Close your eyes and think about a wagon wheel. Picture it in your mind. Notice the hub in the middle. Let’s say the hub of the wheel is our starting point – or a topic I felt needed a bit of research this week.
Notice radiating from the wheel’s hub is several spokes – all heading off in various directions.
The wheel is a great visual regarding my history research. I just never know where my focus or hub of research will take me, but one thing is certain, my research usually develops several spokes carrying me off in several different directions all at once, and then I get to decide how to put it all together.
The process is interesting, intriguing, frustrating and delightful all at the same time.
My most recent research involves the house in the picture I have placed here. Fannie Mae Davis’ book From Indian Trail to Interstate 20 indicates the house was known as the McElreath House and notes around 1900 the house was used as a boarding house and was located on Campbellton Street directly behind the Precedence Building. A vacant lot sits there today.
The house was most certainly a boarding house and might have been known as the McElreath house in later years, but according to local genealogist Elaine Steere, the 1880 census indicates the house belonged to John Morris, and two important citizens of Douglasville reported living there in 1880. S.A. or Samuel McElreath and Robert Alexander Massey both reported living in the Morris “hotel”.
During the 1870s and 1880s McElreath served as a city councilman. He was a partner with David W. Price in one of Douglasville’s first businesses. In 1878, a business license was issued to Price and McElreath Drygoods and Groceries. The next year the business changed its name by adding the words “cotton warehouse” to the title.
The store was located where the Precedence building is today at the corner of Campbellton and Broad. The building is one of the oldest brick buildings in the commercial district, and I commend Greg Peeples and Allen Bearden for making the location a viable part of our downtown business district.
Samuel N. Dorsett was later brought in as a partner with Price and McElreath. Samuel McElreath was also involved with Mr. Dorsett in another business venture involving the Weekly Star newspaper.
Sadly Samuel McElreath died in 1886 still a relatively young man of 35. His widow, Sara Emma McElreath was given the job of postal attendant by her husband’s former hotel-mate, Robert Massey.
My research indicates he had been a good friend of McElreath’s.
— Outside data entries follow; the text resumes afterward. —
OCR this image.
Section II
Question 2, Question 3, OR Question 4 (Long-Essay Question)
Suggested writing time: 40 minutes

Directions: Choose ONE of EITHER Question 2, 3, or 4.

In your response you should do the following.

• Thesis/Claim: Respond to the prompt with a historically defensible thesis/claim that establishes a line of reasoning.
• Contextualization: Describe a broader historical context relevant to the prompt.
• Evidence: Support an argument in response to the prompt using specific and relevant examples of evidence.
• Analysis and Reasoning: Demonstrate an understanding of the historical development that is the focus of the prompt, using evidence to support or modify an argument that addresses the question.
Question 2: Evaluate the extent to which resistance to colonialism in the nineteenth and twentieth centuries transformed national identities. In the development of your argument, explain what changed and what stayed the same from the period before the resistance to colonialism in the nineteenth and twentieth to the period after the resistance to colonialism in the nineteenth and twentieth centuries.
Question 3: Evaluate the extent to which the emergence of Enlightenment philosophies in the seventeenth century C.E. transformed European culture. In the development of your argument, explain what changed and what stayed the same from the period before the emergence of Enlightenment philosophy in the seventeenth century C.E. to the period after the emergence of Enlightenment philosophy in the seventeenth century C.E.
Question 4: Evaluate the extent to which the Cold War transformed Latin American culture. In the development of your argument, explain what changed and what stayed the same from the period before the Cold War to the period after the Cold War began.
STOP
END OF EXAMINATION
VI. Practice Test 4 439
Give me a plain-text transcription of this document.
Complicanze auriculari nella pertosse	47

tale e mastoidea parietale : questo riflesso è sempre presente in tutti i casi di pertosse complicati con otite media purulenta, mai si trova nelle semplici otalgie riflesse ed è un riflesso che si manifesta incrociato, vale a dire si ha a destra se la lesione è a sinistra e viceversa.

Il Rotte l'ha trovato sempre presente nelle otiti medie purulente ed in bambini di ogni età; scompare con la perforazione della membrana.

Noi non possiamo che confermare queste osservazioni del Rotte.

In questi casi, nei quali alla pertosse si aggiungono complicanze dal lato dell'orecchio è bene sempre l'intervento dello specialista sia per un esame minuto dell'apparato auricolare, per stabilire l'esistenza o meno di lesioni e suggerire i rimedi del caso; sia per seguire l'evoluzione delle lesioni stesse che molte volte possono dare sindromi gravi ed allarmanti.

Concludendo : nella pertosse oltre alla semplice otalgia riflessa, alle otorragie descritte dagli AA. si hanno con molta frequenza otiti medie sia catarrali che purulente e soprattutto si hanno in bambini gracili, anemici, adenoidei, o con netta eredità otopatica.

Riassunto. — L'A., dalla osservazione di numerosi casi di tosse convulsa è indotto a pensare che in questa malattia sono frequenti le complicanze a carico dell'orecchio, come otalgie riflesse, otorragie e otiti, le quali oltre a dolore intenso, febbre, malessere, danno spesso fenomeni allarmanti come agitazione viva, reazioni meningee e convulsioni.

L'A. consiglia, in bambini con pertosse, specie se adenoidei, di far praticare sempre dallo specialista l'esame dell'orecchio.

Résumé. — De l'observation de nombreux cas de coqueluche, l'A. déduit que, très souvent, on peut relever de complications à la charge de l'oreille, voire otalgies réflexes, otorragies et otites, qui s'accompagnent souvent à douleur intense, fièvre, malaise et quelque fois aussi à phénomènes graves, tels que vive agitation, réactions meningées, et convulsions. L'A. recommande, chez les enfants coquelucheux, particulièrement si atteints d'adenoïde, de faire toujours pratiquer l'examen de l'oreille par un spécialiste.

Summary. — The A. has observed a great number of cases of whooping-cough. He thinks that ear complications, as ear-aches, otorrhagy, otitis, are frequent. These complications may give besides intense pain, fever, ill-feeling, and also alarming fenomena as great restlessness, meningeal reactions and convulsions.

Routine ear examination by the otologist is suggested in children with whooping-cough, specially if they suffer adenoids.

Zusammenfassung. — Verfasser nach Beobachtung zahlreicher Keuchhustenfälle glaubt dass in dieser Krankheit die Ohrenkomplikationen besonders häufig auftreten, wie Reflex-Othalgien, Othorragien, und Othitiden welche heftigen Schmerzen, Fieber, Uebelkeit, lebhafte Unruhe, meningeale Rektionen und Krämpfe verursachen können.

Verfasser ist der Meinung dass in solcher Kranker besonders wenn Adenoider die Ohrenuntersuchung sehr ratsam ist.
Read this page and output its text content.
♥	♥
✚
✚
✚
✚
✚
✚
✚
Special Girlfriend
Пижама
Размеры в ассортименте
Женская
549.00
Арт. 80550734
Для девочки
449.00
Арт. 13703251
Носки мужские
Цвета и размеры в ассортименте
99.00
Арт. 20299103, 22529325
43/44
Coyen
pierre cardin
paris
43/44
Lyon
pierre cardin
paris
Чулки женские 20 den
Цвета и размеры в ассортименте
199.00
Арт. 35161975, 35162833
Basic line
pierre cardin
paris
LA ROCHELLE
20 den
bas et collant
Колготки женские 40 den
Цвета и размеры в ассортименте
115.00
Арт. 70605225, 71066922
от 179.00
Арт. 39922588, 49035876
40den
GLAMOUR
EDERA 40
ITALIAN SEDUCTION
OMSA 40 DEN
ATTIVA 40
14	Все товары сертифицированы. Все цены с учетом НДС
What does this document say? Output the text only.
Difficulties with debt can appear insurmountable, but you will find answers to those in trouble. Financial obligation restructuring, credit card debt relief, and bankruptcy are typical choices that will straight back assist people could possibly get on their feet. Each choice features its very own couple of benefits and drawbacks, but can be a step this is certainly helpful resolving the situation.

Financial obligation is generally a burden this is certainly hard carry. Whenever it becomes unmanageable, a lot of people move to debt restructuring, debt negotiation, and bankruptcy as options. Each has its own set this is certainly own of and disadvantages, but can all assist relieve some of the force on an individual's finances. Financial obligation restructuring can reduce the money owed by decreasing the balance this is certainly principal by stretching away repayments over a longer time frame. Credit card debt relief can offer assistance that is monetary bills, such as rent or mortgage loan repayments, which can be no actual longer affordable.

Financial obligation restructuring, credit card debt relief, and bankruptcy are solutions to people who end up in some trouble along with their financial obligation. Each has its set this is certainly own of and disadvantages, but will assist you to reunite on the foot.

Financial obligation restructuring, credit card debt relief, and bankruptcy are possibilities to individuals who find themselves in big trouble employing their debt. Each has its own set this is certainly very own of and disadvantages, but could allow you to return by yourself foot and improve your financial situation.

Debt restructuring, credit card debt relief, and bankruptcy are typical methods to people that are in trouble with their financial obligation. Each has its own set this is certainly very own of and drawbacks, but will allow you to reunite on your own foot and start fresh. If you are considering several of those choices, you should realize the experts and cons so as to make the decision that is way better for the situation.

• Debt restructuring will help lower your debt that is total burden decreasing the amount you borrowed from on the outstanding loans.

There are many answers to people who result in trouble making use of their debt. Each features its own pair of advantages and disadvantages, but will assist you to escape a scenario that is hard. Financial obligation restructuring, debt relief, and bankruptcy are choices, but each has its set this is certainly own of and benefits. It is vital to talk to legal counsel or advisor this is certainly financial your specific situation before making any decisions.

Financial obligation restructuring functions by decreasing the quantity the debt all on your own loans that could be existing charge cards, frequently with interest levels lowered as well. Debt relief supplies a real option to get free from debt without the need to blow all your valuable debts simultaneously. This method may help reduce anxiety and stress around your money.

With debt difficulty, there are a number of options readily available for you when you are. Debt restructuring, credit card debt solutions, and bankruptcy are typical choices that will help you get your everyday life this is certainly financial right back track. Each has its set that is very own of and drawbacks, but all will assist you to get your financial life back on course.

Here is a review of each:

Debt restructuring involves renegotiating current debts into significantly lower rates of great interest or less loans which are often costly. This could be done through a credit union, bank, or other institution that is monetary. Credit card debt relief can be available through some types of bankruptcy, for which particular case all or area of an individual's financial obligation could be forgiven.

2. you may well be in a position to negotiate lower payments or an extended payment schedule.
Massey had been appointed as postmaster in 1888 following a scandal involving the position that I’m still researching. Apparently Massey was too busy to oversee all of the duties, so he appointed his friend’s widow to the position.
Within the year Sara had a new husband and father for her son, Glen. Yes, you guessed it – she married Robert Massey, and later they had a daughter named Louise. The couple settled on Price Street.
Per the City of Douglasville’s well researched brochure titled “Founding Fathers” Robert Massey “was a local lawyer, devout Democrat, and was the first editor of The Weekly Star.
Are you beginning to pick up on the fact like I have that almost every mover and shaker in the City of Douglasville at one time or another was connected to The Weekly Star?
Robert Massey was also Mayor of Douglasville from 1880-1881 and was a county court judge from 1884-1886.
Sadly Massey passed away in 1890 leaving Sara alone again except she now had two small children.
Within five years she had given birth to three children. One had died and she had had a child with each of two husbands plus she had buried both of the husbands.
I can’t even imagine the stress, and apparently Sara couldn’t handle it. Joe Baggett’s research on file at the Douglas County Public Library indicates Sara became emotionally unbalanced and disappeared in 1891.Baggett states his source was the County Ordinary’s minutes.
The Ordinary’s minutes also indicate that a member of the McElreath family – John McLarty Morris – was awarded the guardianship of Glen McElreath in 1891 while a member of the Massey family took Judge Massey’s daughter, Louise.
I’ll be writing the rest of the story involving Sara Emma McElreath Massey at a later date.
Getting back to my original focus – the house in the picture – it was torn down in the 1950s. At one point the property was home to Smith Motors, a used car lot owned by R.L. Smith.
For as long as I remember the space has been an empty gravel lot. Today we see a little more action there since it’s the endpoint for the new Plaza East. Last year a Sentinel article advised, “Plaza East is the final phase in a three-pronged project spanning 20 years and three mayors...The City of Douglasville’s downtown area is intended to create a community identity and have a greater livability, mobility, and development alternatives, such as mixed use and walkability…When the plaza is complete, there will be connectivity to the main plaza [O’Neal Plaza] and Plaza West….“ [per City Planning Director Michelle Wright.]
While people come and go and while progress marches on as it should, just remember, a gravel lot is never JUST a gravel lot just as a picture is never JUST a picture.